Anyway, folks might watch for any other mentions in contemporary Texian memoirs, or early statehood accounts. Maybe there's a story to be discovered there.
Stephen Schneider
Campos says that non-religious marihuana use seems to emerge on the Pacific coast first, which of course doesn't help with our questions about the Texas borderlands, and when there comes a spate of "reefer madness" articles in late 19th century Mexican newspapers, it centers on use in the military and in prisons. I think I mentioned that reprints of some of those pieces in the Texas press are easy to find if you search "marihuana" at the Portal to Texas History. Campos characterizes this period up through prohibition as a "discourse of degeneration," with the issues of race and class that are familiar from the U. S. press in the same period. One thing Campos seemed to be making a conscientious investigation of was the physiological possibility that the combination of the anxiety/paranoia-inducing effects attributed to the indica strain of cannabis--which makes better rope and thus was the variety spread by the Spanish--might have interacted with some of the other indigenous psychoactive stuff like pulque, etc., to cause genuine psychotic episodes, not just made-up reefer madness, but he didn't seem to arrive at anything conclusive from what he could find in worldwide medical literature. (IIRC it was indica rather than sativa, apologies if I have that the wrong way around.)
And that was about it, far as I noticed: Tantalizing but frustrating, like that one mention from the Somervell expedition. Marihuana seems to have been sold for recreational purposes in Mexico in the nineteenth century, but doesn't figure in official records because it wasn't illegal yet, or taxed like tobacco. Campos seems to have tried reasonably hard to find evidence on the origin of recreational use there, but simply didn't find anecdotal evidence, anymore than there seems to be in Texas.

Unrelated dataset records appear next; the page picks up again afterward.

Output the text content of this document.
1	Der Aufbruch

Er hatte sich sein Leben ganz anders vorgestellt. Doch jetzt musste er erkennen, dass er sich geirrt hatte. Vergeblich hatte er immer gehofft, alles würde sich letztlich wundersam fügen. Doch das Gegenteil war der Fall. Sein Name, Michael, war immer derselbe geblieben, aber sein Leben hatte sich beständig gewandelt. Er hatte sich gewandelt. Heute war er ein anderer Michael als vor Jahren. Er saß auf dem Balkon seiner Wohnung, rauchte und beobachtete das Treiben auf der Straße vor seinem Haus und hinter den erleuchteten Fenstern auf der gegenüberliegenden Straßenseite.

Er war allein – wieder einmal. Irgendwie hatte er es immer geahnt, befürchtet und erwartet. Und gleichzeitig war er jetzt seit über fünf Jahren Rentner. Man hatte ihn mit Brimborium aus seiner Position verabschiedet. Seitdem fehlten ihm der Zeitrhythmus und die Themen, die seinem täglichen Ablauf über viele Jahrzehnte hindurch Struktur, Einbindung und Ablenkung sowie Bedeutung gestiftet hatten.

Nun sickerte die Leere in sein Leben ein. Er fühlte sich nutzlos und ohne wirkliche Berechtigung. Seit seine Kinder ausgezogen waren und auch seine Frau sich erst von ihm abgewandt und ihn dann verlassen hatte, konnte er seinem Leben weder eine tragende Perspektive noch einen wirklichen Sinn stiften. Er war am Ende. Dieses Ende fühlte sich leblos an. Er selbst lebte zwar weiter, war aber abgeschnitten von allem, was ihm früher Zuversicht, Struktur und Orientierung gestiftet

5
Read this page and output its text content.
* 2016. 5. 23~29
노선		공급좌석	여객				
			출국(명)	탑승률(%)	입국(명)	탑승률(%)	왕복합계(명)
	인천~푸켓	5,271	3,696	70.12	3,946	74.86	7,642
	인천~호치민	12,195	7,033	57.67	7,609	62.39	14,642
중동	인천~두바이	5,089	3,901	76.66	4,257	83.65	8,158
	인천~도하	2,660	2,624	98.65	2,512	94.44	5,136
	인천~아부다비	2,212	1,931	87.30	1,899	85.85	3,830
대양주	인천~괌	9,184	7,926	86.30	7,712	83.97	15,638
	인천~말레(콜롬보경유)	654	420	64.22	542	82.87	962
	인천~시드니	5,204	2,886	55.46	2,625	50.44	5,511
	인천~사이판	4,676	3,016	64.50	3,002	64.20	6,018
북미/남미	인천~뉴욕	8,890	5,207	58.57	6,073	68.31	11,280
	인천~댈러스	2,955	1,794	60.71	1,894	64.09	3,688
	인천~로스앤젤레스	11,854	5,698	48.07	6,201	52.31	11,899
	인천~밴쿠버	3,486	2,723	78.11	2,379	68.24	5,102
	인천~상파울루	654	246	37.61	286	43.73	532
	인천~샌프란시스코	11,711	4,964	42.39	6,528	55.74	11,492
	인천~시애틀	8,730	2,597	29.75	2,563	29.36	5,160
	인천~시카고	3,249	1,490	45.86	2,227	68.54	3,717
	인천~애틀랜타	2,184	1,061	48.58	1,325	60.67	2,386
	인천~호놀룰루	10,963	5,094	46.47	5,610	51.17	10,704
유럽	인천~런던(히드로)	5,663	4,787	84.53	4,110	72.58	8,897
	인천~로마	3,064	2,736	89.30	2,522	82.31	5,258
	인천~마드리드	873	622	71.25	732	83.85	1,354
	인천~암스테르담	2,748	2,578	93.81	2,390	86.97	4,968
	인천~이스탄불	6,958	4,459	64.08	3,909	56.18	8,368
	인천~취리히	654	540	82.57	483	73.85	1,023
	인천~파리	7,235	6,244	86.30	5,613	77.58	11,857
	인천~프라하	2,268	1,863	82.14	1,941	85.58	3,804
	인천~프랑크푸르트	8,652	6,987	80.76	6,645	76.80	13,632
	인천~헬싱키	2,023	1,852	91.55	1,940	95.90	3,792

It makes me wonder if the literate segment of the Mexican people at that time viewed the indigenous population much as Anglos viewed Tejanos in Texas--not knowing much about them and not bothering to find out. If not illegal, a recreational adaptation of an indigenous aid to visionary rituals could take a while to make it into the historical record if it could be concealed by tobacco smoking. It would be interesting if there were more than one instance in Texian accounts of the period; just the fact that some members of the Somervell expedition knew what to do with the stashes they found in Laredo suggests that there's more to the story. I didn't get around to looking into what historians say about recreational use around the hemp industry in the early United States, which actually might explain what happened in Laredo--maybe there were some volunteers who were familiar with the stuff from back in the States.
Anyway, folks might watch for any other mentions in contemporary Texian memoirs, or early statehood accounts. Maybe there's a story to be discovered there.